Counseling for Alcohol and Drug Abuse


Benefits of Boredom

When clients come to me with addiction issues, one thing they struggle with is boredom.  Feeling "bored" is something most have felt at some point in their life. Boredom, however, seems to be a particular struggle when one is overcoming an addiction.  Because of this struggle, I think it is important to understand the roots of boredom and how this can be addressed.


When you drink or take a drug, your body is in an altered state, and you feel good.  The more you drink or take drugs, the more tolerance you develop and the more it takes to achieve the desired altered state.  Overtime, you are likely to depend on something outside yourself to feel how you want to feel, and you are likely to want or need to feel that way all the time.  One thing that a recovering addict eventually learns is there is nothing quite like a drug or drink to achieve the quick surge of instant, pleasant numbness or excitability (depending on what you're taking) and there is nothing that quite alters their state so quickly.  Then, for the addicted individual they can become used to living life at the extremes.

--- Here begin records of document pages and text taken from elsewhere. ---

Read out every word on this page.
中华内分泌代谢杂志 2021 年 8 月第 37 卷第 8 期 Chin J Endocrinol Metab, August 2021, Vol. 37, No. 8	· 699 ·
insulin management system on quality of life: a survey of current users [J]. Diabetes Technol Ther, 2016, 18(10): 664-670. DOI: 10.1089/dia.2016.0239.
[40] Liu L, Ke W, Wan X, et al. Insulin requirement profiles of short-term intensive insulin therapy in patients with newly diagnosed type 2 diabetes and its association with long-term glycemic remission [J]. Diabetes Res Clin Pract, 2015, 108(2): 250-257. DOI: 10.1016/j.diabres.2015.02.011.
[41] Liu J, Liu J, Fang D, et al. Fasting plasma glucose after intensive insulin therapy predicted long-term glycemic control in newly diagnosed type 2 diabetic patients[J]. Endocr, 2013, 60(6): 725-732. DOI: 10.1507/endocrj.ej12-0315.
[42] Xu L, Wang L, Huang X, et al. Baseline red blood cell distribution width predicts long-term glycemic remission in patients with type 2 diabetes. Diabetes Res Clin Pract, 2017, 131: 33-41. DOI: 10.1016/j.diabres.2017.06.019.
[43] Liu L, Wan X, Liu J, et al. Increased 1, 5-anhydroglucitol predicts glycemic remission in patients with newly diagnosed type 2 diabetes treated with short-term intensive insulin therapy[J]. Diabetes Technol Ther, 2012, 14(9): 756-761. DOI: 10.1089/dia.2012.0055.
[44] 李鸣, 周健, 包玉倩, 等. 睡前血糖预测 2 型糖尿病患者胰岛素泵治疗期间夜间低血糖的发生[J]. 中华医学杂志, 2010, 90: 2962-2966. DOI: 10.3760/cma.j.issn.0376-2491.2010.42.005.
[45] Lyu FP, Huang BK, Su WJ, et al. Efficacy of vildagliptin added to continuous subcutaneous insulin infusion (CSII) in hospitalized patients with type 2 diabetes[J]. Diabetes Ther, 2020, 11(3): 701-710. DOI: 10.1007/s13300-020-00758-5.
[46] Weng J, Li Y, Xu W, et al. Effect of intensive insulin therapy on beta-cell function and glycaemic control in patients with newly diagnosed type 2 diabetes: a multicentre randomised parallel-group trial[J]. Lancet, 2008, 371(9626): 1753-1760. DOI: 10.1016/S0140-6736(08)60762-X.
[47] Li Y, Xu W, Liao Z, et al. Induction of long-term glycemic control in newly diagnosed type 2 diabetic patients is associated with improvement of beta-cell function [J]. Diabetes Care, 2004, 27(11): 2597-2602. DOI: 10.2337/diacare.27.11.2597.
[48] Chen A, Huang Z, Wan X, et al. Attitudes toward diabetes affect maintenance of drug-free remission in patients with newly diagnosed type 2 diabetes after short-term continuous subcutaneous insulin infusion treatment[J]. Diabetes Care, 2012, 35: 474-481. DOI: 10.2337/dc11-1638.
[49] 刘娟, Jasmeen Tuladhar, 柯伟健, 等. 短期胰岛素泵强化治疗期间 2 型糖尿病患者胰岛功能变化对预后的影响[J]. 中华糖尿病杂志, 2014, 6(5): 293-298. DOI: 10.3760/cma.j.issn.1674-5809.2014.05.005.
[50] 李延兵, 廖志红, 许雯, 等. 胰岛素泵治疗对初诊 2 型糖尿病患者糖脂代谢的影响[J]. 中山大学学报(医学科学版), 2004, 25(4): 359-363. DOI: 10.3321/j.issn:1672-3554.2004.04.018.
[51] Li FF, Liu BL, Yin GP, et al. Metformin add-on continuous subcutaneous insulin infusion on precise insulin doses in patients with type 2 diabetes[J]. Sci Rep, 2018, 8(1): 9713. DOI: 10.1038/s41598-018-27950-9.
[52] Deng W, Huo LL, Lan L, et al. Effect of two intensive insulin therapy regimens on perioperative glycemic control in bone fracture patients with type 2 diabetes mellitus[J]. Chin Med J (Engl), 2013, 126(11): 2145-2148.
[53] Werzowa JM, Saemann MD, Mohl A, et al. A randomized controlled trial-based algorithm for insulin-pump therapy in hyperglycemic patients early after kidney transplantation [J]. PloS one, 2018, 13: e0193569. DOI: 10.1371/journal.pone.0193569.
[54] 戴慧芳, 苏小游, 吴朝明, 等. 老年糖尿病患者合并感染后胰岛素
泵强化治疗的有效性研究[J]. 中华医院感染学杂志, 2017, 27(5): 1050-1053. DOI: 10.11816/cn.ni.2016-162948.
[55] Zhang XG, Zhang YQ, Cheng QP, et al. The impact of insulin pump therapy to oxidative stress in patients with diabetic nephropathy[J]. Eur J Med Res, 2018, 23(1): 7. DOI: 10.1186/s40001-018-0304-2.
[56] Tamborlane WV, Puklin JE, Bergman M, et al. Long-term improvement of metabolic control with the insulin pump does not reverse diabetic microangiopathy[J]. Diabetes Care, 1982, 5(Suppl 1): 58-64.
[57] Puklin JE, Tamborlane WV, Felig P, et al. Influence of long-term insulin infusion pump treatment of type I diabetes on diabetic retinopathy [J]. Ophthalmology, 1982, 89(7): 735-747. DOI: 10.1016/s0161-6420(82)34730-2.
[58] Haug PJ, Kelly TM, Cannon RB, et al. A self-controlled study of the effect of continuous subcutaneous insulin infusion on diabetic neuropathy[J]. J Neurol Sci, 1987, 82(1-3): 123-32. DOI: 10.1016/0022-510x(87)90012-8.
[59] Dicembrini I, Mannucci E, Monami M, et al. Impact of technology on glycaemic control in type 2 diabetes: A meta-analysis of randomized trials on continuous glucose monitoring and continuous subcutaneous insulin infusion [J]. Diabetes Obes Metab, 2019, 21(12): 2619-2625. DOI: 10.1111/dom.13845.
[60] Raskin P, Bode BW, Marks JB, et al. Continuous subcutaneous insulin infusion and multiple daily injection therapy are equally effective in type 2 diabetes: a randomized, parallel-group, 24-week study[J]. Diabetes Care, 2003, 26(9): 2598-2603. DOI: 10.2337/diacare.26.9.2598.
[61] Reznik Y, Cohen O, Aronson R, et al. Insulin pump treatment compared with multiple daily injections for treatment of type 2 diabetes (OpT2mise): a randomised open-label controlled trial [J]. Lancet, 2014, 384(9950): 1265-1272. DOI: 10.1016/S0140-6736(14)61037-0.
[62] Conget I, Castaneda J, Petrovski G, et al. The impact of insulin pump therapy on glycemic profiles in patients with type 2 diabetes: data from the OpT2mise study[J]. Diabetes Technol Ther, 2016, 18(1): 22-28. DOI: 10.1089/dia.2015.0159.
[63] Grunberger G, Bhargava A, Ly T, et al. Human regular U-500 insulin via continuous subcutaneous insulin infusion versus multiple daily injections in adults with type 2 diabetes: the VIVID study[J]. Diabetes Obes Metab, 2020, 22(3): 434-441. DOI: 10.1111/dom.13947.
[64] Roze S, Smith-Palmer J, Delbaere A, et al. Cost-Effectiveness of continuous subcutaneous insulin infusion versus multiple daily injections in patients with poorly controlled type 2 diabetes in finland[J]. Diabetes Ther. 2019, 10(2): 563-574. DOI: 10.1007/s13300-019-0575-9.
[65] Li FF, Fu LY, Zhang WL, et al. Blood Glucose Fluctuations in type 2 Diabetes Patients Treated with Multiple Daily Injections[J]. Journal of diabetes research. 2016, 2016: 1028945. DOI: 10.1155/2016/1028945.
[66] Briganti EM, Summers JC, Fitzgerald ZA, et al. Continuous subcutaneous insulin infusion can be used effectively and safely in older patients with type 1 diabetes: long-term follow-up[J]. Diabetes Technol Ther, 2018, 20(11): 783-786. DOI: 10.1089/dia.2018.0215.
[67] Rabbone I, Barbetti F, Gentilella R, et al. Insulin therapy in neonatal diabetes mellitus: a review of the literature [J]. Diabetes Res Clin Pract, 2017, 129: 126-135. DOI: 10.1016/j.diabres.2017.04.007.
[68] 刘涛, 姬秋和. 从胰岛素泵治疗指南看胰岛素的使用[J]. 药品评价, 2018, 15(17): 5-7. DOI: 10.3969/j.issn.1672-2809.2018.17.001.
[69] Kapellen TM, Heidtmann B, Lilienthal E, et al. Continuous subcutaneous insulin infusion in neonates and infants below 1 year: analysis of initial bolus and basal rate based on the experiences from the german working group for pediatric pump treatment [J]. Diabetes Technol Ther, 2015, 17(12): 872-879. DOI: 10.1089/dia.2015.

When there are no longer substances you are putting in your body,  you have a "new normal." Addiction becomes all-consuming, and you are either planning on using, using, or recovering from using.  You no longer have that preoccupation, and you know longer are feeling life at the extremes. You are likely to be experiencing a lot of new feelings, and due to not having the previous stimulation, one of them is "bored."  


In addition to having the new time on your hands as a sober person,  you are likely to be experiencing a struggle with relationships. Most people in recovery find that they lose a number of friendships when they become sober, and they need a new support system.  This can be a lonely time especially without support, which is when AA or other support groups come in handy (often in addition to more formal treatment programs.)

You are likely to find that activities you used to enjoy are not as fulfilling, and may need to find new hobbies.


Another thing to consider in terms of boredom is that you may need to challenge your idea that feeling bored is such a bad thing anyway!  Often when people take a break from constant, compulsive activity they can engage in reflection, make necessary changes, and develop other parts of themselves.  You can learn the value of quiet relaxation, become a calmer more reflective person, and engage in activities you might not previously have thought you would enjoy.  

Here is a link to some new activities to try during recovery.


Making the necessary changes to sustain a sober life can be challenging, but certainly not impossible.  If you find yourself struggling, seeking personal therapy may a necessary, helpful step.